Eric Le

Project

Jobtriage

A live agent that triages Swedish job ads against any profile.

problem

I wanted a project where a language model drove the interface rather than sitting behind it. Handing it the canvas, the filters, and the layout is a different problem from returning a good answer.

Job boards rank for what the platform earns from rather than for what fits the candidate. Profile-driven match is a first-class operation here rather than a filter bolted onto a search box.

system

Two postures share one agent shell: same prompt, same tools, different data path.

agent shell
deploy
JobTech taxonomy and JobSearch APIs
local
SQLite corpus, hybrid retrieval stack

The deployed posture runs against the JobTech taxonomy and JobSearch APIs. The local CLI and local dev run the hybrid retrieval stack against a SQLite corpus.

Frontend
Next.js App Router on Vercel, Vercel AI SDK
Backend
FastAPI on Cloud Run europe-west1, 1Gi memory
Retrieval
BM25 + multilingual-e5-base dense + RRF over SQLite
BYOK
Anthropic, OpenAI, Gemini, local Ollama, mock replay
Domain
Cloudflare A record fronting Vercel

Two entry paths carry the surface. Mock replay lets a recruiter drive the agent in five seconds with no key. BYOK lets a technical visitor drive it with their own. Most agent demos offer neither.

retrieval

Both paths depend on the same thing underneath: finding the right ad. That was measured rather than assumed.

Measured on a 50-query Swedish golden set against a 59-ad corpus drawn from Spotify, Klarna, Volvo Group, Volvo Cars, Ericsson, HT Engineering, Stig Ericsson Bil, Montico, and Isaksson Rekrytering. Embeddings from intfloat/multilingual-e5-base.
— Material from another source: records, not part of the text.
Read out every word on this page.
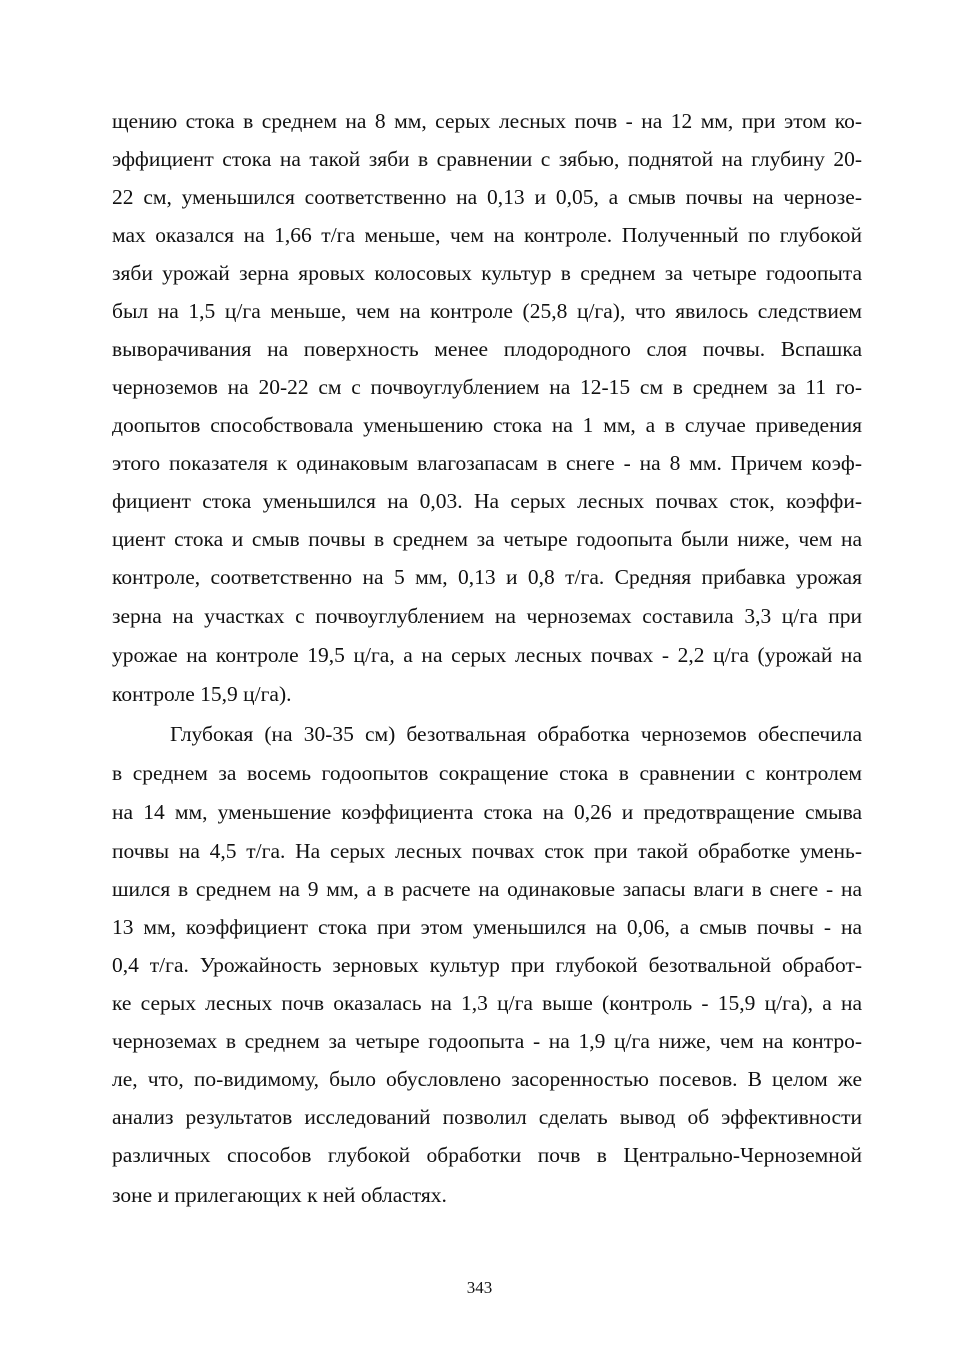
щению стока в среднем на 8 мм, серых лесных почв - на 12 мм, при этом ко-
эффициент стока на такой зяби в сравнении с зябью, поднятой на глубину 20-
22 см, уменьшился соответственно на 0,13 и 0,05, а смыв почвы на чернозе-
мах оказался на 1,66 т/га меньше, чем на контроле. Полученный по глубокой
зяби урожай зерна яровых колосовых культур в среднем за четыре годоопыта
был на 1,5 ц/га меньше, чем на контроле (25,8 ц/га), что явилось следствием
выворачивания на поверхность менее плодородного слоя почвы. Вспашка
черноземов на 20-22 см с почвоуглублением на 12-15 см в среднем за 11 го-
доопытов способствовала уменьшению стока на 1 мм, а в случае приведения
этого показателя к одинаковым влагозапасам в снеге - на 8 мм. Причем коэф-
фициент стока уменьшился на 0,03. На серых лесных почвах сток, коэффи-
циент стока и смыв почвы в среднем за четыре годоопыта были ниже, чем на
контроле, соответственно на 5 мм, 0,13 и 0,8 т/га. Средняя прибавка урожая
зерна на участках с почвоуглублением на черноземах составила 3,3 ц/га при
урожае на контроле 19,5 ц/га, а на серых лесных почвах - 2,2 ц/га (урожай на
контроле 15,9 ц/га).
Глубокая (на 30-35 см) безотвальная обработка черноземов обеспечила
в среднем за восемь годоопытов сокращение стока в сравнении с контролем
на 14 мм, уменьшение коэффициента стока на 0,26 и предотвращение смыва
почвы на 4,5 т/га. На серых лесных почвах сток при такой обработке умень-
шился в среднем на 9 мм, а в расчете на одинаковые запасы влаги в снеге - на
13 мм, коэффициент стока при этом уменьшился на 0,06, а смыв почвы - на
0,4 т/га. Урожайность зерновых культур при глубокой безотвальной обработ-
ке серых лесных почв оказалась на 1,3 ц/га выше (контроль - 15,9 ц/га), а на
черноземах в среднем за четыре годоопыта - на 1,9 ц/га ниже, чем на контро-
ле, что, по-видимому, было обусловлено засоренностью посевов. В целом же
анализ результатов исследований позволил сделать вывод об эффективности
различных способов глубокой обработки почв в Центрально-Черноземной
зоне и прилегающих к ней областях.
343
Three numbers repeat through this section: P@1 asks whether the top result is right, R@10 asks whether the right one is somewhere in the top ten, and p95 ms is the 95th-percentile query latency.

hybrid retrieval ablation
configuration P@1 R@10 p95 ms
filter-only 0.020 0.150 0.0
bm25-only 0.680 0.920 1.2
dense-only 0.780 0.965 7.8
hybrid 0.720 0.950 15.2

Dense alone takes P@1 by 6 points over hybrid on this corpus. Hybrid earns its place on adversarial queries where an exact keyword carries the match, such as a model name or employer jargon. An RRF score floor at JOBTRIAGE_RRF_FLOOR=0.025 suppresses low-relevance noise at the API boundary.
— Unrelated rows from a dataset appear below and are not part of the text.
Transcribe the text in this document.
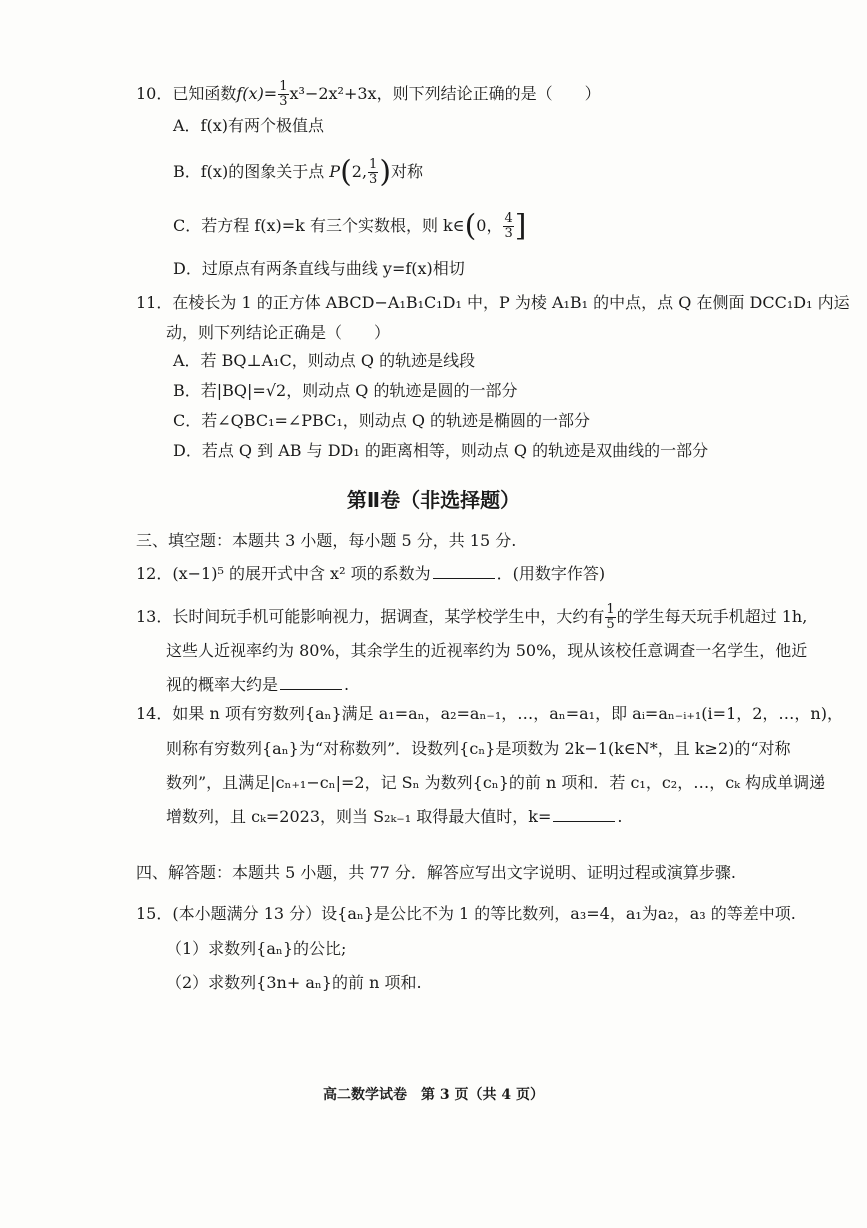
10．已知函数$f(x)= \frac{1}{3} x^3-2x^2+3x$，则下列结论正确的是（　　）
A．f(x)有两个极值点
B．f(x)的图象关于点 P(2, $\frac{1}{3}$ )对称
C．若方程 f(x)=k 有三个实数根，则 k∈(0， $\frac{4}{3}$ ]
D．过原点有两条直线与曲线 y=f(x)相切
11．在棱长为 1 的正方体 ABCD−A₁B₁C₁D₁ 中，P 为棱 A₁B₁ 的中点，点 Q 在侧面 DCC₁D₁ 内运
动，则下列结论正确是（　　）
A．若 BQ⊥A₁C，则动点 Q 的轨迹是线段
B．若|BQ|=√2，则动点 Q 的轨迹是圆的一部分
C．若∠QBC₁=∠PBC₁，则动点 Q 的轨迹是椭圆的一部分
D．若点 Q 到 AB 与 DD₁ 的距离相等，则动点 Q 的轨迹是双曲线的一部分
第Ⅱ卷（非选择题）
三、填空题：本题共 3 小题，每小题 5 分，共 15 分.
12．(x−1)⁵ 的展开式中含 x² 项的系数为	．(用数字作答)
13．长时间玩手机可能影响视力，据调查，某学校学生中，大约有 $\frac{1}{5}$ 的学生每天玩手机超过 1h,
这些人近视率约为 80%，其余学生的近视率约为 50%，现从该校任意调查一名学生，他近
视的概率大约是	.
14．如果 n 项有穷数列{aₙ}满足 a₁=aₙ，a₂=aₙ₋₁，…，aₙ=a₁，即 aᵢ=aₙ₋ᵢ₊₁(i=1，2，…，n)，
则称有穷数列{aₙ}为“对称数列”．设数列{cₙ}是项数为 2k−1(k∈N*，且 k≥2)的“对称
数列”，且满足|cₙ₊₁−cₙ|=2，记 Sₙ 为数列{cₙ}的前 n 项和．若 c₁，c₂，…，cₖ 构成单调递
增数列，且 cₖ=2023，则当 S₂ₖ₋₁ 取得最大值时，k=	.
四、解答题：本题共 5 小题，共 77 分．解答应写出文字说明、证明过程或演算步骤.
15．(本小题满分 13 分）设{aₙ}是公比不为 1 的等比数列，a₃=4，a₁为a₂，a₃ 的等差中项.
（1）求数列{aₙ}的公比;
（2）求数列{3n+ aₙ}的前 n 项和.
高二数学试卷　第 3 页（共 4 页）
multilingual encoder comparison (dense)
encoder P@1 R@10 dim
MiniLM (en) 0.700 0.855 384
e5-base (ml) 0.780 0.965 768
e5-large (ml) 0.860 0.945 1024

English-only MiniLM gives up 11 points of recall@10 against e5-base on the Swedish set. e5-large lifts P@1 by another 8 points over e5-base and hands back two points of recall@10, so e5-base ships as the balanced default. The MiniLM dense numbers run slightly suppressed because the e5 prefix tokens it never trained on read as noise. The encoder choice carries the result rather than decorating it.

agent

Retrieval finds the right ad. What the agent does with it once found is a separate problem.

Spatial tool pairings are pinned in the system prompt, so the agent fires a spatial tool after every data tool and the canvas answers the question rather than illustrating it.

searchJobs
placeAds
triageBatch
groupAds
matchProfile
connectProfileToAds
compareRoles
pairAdsForCompare
deadlineWatch
placeAdsOnTimeline
trackStatus
markStatus

React Flow surfaces four canonical views: triage clusters, deadline timeline, side-by-side compare, and pinned shortlist. Each view carries custom nodes rather than the React Flow defaults.